Just to be clear, 130 million is a lot of people. The proposed megacity would be the tenth most populous country in the world, just ahead of Japan. It’s nearly four times the population of Tokyo, currently the world’s largest metropolitan area. You could fit everyone from Britain and France in there, and still find room for the Estonians. It’s big.
Slightly disappointingly, the plan seems to be more about economic integration, rather than one solid urban block stretching for 400km. Beijing is the Chinese capital - but it’s both poorer and less open to the world than the two delta regions. This development plan is meant to correct all that.

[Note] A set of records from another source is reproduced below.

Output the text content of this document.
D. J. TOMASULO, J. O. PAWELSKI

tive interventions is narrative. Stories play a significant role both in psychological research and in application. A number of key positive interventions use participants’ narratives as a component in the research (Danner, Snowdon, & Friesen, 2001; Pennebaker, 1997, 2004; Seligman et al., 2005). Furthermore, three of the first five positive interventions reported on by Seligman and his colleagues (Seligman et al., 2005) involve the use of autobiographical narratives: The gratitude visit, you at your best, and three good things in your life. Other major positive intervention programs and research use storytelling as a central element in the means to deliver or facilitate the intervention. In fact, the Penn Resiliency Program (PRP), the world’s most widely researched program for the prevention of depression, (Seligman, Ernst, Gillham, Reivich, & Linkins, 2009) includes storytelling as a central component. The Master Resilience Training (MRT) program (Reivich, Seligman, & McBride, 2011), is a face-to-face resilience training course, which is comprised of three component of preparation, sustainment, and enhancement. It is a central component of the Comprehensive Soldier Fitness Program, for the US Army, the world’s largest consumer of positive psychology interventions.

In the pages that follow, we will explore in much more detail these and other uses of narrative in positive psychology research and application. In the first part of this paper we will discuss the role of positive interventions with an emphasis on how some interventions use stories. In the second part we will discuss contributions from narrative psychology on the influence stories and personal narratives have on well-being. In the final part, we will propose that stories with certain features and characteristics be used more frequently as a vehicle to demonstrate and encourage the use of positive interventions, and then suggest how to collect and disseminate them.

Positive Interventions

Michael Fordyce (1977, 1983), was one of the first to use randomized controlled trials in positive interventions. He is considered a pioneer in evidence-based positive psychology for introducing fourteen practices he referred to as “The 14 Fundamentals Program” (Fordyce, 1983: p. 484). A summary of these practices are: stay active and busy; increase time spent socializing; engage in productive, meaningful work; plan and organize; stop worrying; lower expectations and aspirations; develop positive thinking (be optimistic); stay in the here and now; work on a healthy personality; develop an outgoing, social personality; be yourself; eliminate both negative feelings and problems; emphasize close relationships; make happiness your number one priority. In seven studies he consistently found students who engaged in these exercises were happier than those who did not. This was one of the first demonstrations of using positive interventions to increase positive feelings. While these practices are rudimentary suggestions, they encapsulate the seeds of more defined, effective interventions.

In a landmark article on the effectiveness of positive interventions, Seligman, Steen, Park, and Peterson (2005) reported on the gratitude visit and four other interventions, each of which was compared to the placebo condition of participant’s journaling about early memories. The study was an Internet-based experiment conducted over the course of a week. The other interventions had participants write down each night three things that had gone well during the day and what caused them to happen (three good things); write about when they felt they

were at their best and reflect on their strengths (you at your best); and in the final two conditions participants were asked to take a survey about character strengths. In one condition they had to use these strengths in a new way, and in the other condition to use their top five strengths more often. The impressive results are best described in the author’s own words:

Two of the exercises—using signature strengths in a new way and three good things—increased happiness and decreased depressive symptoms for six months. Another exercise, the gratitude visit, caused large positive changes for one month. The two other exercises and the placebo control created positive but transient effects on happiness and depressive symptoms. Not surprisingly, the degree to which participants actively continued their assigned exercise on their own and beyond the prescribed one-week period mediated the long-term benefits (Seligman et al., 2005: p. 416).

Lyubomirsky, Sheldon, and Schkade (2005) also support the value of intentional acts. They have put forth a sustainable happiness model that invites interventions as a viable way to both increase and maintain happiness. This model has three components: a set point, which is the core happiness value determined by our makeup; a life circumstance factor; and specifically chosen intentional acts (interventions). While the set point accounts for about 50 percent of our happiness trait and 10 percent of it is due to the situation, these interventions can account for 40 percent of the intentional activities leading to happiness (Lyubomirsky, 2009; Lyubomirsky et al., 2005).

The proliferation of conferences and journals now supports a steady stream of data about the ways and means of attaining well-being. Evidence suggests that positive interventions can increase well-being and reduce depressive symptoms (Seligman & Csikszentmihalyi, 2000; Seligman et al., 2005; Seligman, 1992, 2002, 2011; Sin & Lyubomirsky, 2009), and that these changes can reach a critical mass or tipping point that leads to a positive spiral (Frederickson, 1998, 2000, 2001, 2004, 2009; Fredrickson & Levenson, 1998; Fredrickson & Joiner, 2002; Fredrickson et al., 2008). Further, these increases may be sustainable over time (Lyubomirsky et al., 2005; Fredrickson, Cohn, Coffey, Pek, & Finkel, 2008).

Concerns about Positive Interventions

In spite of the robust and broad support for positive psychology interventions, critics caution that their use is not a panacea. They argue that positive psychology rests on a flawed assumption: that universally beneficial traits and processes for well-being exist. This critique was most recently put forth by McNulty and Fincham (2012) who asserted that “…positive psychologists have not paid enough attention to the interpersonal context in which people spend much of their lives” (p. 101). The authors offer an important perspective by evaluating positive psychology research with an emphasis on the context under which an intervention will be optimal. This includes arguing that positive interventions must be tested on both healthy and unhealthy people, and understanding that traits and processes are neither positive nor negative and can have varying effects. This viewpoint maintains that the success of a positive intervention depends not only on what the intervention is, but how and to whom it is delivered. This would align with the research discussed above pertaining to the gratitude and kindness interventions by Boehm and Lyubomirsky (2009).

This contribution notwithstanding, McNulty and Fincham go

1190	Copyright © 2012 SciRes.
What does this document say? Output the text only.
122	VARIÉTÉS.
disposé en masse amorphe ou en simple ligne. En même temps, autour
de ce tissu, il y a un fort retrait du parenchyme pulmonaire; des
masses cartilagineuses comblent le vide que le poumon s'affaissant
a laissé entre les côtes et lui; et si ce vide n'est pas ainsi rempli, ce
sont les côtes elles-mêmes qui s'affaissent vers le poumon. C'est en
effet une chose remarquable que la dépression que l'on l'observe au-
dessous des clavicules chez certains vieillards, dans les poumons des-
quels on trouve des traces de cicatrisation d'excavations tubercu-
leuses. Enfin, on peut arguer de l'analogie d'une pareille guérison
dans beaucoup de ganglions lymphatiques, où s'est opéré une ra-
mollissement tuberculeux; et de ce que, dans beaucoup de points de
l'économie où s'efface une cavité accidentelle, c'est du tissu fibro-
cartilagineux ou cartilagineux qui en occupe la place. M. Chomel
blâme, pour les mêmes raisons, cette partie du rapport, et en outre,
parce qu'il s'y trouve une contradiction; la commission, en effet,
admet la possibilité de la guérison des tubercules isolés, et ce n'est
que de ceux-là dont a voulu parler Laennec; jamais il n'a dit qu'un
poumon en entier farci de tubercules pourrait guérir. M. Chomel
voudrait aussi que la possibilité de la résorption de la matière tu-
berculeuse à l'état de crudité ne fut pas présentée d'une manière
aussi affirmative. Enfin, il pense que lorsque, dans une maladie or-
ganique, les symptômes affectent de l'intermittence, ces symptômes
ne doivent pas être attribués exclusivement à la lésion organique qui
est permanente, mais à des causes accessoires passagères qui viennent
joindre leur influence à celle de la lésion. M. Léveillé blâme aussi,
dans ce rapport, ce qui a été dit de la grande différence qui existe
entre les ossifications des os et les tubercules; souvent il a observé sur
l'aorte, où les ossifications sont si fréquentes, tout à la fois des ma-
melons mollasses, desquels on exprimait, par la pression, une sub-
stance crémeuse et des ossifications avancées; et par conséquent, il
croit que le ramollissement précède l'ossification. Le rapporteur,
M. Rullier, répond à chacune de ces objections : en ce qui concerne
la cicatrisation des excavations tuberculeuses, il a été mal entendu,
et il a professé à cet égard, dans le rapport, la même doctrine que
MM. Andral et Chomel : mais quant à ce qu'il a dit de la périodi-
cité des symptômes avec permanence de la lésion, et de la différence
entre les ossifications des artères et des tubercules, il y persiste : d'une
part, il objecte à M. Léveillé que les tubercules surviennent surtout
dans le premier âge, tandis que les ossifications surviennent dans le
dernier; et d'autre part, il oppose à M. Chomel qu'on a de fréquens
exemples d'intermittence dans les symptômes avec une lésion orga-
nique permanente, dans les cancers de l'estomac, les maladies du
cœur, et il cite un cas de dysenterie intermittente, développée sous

And doing so will involve a lot of investment in urban infrastructure all the same. Stage one will be the creation of a “Beijing seventh ring road” (which will be, confusingly, the sixth ring road around the city), some 2,190km long. Extension of Beijing’s subway and light rail networks to neighbouring cities is on the cards, too. In all, the project is expected to cost a nifty 42 trillion yuan (£3.9trn).
This isn’t the only major bit of urban integration underway in China. In 2011, the Daily Telegraph reported that China was planning to merge the nine major cities of the Pearl River Delta, next to Hong Kong, into a single metropolitan area. The “Turn The Pearl River Delta Into One” was expected to include 150 separate infrastructure projects to connect the cities’ transport, energy, water and telecommunications networks, at a cost of some 2 trillion yuan (£190 billion). The result would be a single metropolitan area containing 42 million people in an area twice the size of Wales.
The report was swiftly denied – but that hasn’t stopped the Shenzhen subway network from moving ahead with plans to extend to neighbouring cities such as Dongguan and Huizhou some 90 miles away. It can only be a matter of time before a city somewhere in China finally takes Tokyo’s crown.